The ten subjects of Lisa's piece, The Calpin brothers, have been referred to as the largest ‘Band of Brothers’ ever to go to war. Originally from York, the Calpins fought in the trenches of France and Flanders and with the British Navy. Amazingly all came home alive. When Lisa learned of their remarkable, yet relatively unknown story she chose to depict The Calpins through a series of hand-crafted paper cut portraits.

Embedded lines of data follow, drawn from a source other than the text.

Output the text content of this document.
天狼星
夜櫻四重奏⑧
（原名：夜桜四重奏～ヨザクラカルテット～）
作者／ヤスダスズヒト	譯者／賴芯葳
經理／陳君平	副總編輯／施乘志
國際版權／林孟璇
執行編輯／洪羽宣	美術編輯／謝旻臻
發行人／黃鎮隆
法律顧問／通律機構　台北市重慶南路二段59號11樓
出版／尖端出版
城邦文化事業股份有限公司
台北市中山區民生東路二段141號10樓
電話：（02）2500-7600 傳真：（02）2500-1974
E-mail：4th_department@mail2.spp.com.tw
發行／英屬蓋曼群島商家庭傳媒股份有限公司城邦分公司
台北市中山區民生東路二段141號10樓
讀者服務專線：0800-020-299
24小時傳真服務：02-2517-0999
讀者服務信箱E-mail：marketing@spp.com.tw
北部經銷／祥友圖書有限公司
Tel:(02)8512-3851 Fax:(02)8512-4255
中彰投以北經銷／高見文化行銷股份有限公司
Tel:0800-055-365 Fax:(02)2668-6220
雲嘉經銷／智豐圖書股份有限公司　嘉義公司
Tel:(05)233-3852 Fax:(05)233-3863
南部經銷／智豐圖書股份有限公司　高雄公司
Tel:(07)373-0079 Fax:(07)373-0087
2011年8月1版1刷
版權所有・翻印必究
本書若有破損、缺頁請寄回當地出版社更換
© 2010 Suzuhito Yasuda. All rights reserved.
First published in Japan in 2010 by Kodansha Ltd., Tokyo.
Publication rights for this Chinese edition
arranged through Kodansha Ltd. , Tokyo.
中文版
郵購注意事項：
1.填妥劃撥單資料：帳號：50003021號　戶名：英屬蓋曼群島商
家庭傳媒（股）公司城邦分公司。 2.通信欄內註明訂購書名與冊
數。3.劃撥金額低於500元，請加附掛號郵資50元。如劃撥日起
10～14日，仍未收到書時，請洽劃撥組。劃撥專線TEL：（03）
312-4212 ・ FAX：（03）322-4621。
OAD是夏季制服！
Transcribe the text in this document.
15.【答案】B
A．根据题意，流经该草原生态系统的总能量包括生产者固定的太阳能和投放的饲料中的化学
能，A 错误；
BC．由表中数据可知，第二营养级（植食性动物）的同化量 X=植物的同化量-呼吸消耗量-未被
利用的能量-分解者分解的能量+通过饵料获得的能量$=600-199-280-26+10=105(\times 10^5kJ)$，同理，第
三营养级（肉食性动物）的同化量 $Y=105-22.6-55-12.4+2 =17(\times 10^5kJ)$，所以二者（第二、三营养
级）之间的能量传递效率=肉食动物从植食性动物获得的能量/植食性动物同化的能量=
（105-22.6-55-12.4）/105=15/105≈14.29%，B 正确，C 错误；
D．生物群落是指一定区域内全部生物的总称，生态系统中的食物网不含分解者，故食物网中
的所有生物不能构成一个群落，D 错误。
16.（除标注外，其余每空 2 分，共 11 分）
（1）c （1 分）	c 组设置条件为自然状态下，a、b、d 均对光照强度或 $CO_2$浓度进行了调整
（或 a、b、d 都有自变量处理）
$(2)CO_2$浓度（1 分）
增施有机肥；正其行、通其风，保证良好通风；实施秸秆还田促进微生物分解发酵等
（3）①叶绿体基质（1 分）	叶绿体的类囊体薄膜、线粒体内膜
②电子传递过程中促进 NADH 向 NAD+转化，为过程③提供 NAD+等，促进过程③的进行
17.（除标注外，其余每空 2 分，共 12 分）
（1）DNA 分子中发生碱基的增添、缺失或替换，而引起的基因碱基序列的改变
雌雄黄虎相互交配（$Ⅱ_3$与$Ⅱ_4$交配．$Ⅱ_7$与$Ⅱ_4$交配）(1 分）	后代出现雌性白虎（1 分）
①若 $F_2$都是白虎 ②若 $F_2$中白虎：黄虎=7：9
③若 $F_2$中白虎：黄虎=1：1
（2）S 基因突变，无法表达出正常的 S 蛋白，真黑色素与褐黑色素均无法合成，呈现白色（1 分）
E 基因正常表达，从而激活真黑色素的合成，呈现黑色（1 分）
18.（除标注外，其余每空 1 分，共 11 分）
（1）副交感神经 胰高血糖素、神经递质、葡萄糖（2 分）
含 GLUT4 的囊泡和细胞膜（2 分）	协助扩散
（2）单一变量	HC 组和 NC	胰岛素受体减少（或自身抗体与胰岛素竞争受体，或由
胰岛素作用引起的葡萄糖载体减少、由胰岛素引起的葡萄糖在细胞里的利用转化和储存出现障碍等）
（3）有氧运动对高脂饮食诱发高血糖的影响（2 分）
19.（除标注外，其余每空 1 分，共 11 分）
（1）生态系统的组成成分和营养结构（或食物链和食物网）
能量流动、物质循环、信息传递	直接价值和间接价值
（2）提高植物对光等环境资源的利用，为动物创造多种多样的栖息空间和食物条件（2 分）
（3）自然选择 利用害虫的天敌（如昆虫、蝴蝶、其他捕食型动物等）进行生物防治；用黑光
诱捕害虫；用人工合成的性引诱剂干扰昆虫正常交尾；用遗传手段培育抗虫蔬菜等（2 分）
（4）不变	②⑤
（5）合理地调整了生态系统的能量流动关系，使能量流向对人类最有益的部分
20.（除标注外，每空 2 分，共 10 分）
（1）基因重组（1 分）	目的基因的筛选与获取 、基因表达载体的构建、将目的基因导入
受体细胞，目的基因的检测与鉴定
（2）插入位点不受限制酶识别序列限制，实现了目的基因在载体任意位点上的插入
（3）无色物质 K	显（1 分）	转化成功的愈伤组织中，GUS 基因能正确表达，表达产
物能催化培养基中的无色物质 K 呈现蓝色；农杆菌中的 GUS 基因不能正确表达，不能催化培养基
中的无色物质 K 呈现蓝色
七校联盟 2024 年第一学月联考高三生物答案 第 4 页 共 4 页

"Using layers of coloured paper cut with a scalpel, working intimately with each face, bringing life to their eyes, intricately rebuilding and finally reuniting the brothers as one, pays tribute to their patriotism amongst many, and offers viewers an interesting and hopeful insight into a small, yet significant World War One story" says Lisa
"A typographic companion piece, listing each brother’s name and age at the time of the war, adds a personal and informative insight. Paper cut poppies accompany the piece, both in the typography and simply rested on the floor beneath the portraits. Their inclusion gives emphasis to the theme of the piece, as a recognisable symbol of Remembrance and hope." she continues
The film shows Lisa with Mick Caplin, the grandson of Ernest Caplin at the exhibition of her work at the University.
The artwork is about to find a permanent home in York with the granddaughter of John Calpin - the eldest brother.